What sort of tent for Ushuaia, Patagonia, etc
Replies: 6 - Last Post: Jan 26, 2012 1:13 PM Last Post By: Williamsonthero...
Jan 25, 2012 8:54 AM
I'm going down to Ushuaia (January, February) and want to buy a tent.
Any idea what I should be looking for in terms of quality and waterproofing, etc.
I want something that will last for a while, can be used in many conditions, and is lightweight.
I'll be trekking around Ushuaia, Patagonia and anywhere else I can. (Possibly even into the mountains)
Any advice on buying the right tent would be awesome
Edited by: aussiewizard
Jan 25, 2012 8:59 AM
1It has to be a very durable tent for high alpine conditions given the winds. If it is lightweight, you are going to have to invest a lot of money in a tent. The OP wants tyo buy, as he will be doing a lot of trekking, but for those considering something less in terms of amount and length of treks, consider renting. I know in Puerto Natales, for example, there are lots of good sturdy tents available at reasonable prices.
Jan 25, 2012 10:40 AM
2There are a number of hackneyed sayings when it comes to buying tents and other outdoor gear, to the effect that you can choose two of the following three: cheap, strong, lightweight.
A high quality, lightweight tent is going to cost you some coin. The standard description of a tent which won't fold, shred or break in high winds is "four season." Don't be deceived by "three season," or "three and a half season" tents; there's a difference. If you're going to be using it a lot, also pay attention to UV resistance, since that's what will normally age a quality tent.
You'll note that four season tents tend not to ventilate as well as the ones which use a lot of mesh. That's a tradeoff for strength and weatherproofing. A four season tent can be hot and stuffy if you use it in the low-elevation tropics.

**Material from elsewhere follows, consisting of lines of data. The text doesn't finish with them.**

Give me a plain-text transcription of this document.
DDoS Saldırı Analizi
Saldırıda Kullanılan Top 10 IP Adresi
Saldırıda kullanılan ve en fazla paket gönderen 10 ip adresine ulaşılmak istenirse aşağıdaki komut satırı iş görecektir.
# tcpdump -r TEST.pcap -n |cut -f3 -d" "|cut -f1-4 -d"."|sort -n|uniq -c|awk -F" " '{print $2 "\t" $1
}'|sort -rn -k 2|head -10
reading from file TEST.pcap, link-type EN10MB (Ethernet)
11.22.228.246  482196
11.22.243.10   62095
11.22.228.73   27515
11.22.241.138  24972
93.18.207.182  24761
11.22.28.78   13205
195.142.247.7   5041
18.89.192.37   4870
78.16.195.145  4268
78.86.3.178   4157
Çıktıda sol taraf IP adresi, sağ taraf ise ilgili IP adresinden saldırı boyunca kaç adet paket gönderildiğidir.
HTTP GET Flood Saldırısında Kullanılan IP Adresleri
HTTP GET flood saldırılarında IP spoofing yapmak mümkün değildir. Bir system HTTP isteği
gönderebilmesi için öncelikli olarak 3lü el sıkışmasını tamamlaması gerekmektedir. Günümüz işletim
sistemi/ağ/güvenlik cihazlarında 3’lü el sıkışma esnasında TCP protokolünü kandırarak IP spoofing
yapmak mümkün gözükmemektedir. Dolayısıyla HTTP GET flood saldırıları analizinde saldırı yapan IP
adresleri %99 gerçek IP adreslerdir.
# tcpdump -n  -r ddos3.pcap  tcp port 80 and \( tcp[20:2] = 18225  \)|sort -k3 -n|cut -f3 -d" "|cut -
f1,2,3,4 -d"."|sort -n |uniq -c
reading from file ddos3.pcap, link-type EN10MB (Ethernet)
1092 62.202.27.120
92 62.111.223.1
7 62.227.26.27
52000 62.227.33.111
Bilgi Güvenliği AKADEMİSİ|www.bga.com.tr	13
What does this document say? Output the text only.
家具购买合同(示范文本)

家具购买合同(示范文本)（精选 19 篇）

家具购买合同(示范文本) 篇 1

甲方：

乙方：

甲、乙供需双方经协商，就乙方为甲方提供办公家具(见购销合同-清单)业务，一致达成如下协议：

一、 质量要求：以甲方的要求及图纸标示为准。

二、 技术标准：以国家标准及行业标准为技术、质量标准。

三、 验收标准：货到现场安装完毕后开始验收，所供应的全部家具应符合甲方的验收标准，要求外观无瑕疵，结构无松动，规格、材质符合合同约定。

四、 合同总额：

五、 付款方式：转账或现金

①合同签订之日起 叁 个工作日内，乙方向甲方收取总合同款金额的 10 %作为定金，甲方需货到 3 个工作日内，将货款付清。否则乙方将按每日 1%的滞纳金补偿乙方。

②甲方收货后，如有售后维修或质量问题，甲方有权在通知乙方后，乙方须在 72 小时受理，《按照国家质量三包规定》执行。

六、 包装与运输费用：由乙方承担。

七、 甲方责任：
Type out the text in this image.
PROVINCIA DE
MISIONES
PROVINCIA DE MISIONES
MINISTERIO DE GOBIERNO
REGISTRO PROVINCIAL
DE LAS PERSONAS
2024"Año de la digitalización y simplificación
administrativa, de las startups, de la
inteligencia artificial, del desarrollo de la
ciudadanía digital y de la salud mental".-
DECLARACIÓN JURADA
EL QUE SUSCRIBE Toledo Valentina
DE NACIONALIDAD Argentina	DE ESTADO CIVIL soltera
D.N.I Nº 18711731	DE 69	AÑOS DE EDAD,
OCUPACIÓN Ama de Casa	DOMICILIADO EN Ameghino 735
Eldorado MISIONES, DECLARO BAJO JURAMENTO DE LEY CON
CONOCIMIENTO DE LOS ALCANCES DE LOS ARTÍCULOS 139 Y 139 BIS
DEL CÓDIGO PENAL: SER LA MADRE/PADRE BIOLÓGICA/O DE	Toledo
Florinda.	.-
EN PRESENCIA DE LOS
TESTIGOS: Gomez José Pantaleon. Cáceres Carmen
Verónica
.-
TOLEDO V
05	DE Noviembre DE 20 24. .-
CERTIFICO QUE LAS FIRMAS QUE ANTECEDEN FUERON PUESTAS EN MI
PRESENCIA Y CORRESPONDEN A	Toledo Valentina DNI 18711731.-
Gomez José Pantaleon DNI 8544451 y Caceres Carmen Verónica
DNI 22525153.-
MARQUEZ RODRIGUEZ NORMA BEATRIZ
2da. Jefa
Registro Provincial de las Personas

I don't know what's available in Australia, where I presume you're buying. I've settled on Hilleberg tents, which definitely meet your requirements, but they are far from cheap. I used one of mine effortlessly in Patagonia, including during winds which were snapping poles and collapsing the rented Doite tents. Hillebergs are far too expensive for short-term use, IMHO, but they're the best I've seen for the combination of lightweight, strong, weatherproof and durable.
All standard caveats apply.
Jan 25, 2012 1:57 PM
3After 30 years of camping and if you are decided to spend some amount of money, buy a Hilleberg tent. That´s the best you can find. But Hilleberg is not avaible easily in SA. I think in Chile you could find some but not sure. Anyway, easy to buy online or in Europe or USA. Other good tents are North Face, Sierra Designs, Marmot and several others. For southern Patagonia you need a tent that can stand the really strong winds. There are cheaper tents avaiable but in really bad conditions these might not protect you. In Ushuaia there are actually North Face tents avaible but more expensive than in USA.
Where are you going to trek around Ushuaia?
Jan 26, 2012 2:09 AM
4If you're backpacking, a very lightwight tent is a must; For one person, no more than 1.5 kg. Përsonally I have never needed in South America a tent for extreme conditions, generally you can find a sheltered spot to camp, at least in the mountains.
Now in different continents, different brands are sold. In Europe, Vaude, Terra Nova for instance. In the US, Big Agnes.
Jan 26, 2012 12:10 PM
I ended up getting a (something) Domino 2 person tent whic seems ok. The fly has 5000mm and interior is 1500mm.
About 2.1 kgs
The guy I bought it from, George, showed me pics of it being used at 5000 meters or so with a bit of snow around.
Found it for 2/3's the price of other places that had it for 1000 pesos.
Good guy (Paranã 710 in Fed Capital Buenos Aires). Siete Cumbres is the store name.
Now gotta put it to the test.
Arrived in Ushuaia this morning.
Any thoughts on best places to camp?
Also, If anyone knows of this brand, or has used it, your thoughts would be appreciated.
I'll let you know how it fairs.
Jan 26, 2012 1:13 PM
6Lots of great places to camp. In the National Park or along the vallleys around Ushuaia or the coastlines east to Estancia Tunel, Encajonado and Punta Segunda and west along the Monte Susana. Don´t go along the so called Sierra Valdivieso circuit (Paso beban and Paso 5 Lagunas to Bahia Torito) as parts are affected by a forest fire which is not under control despite the official version.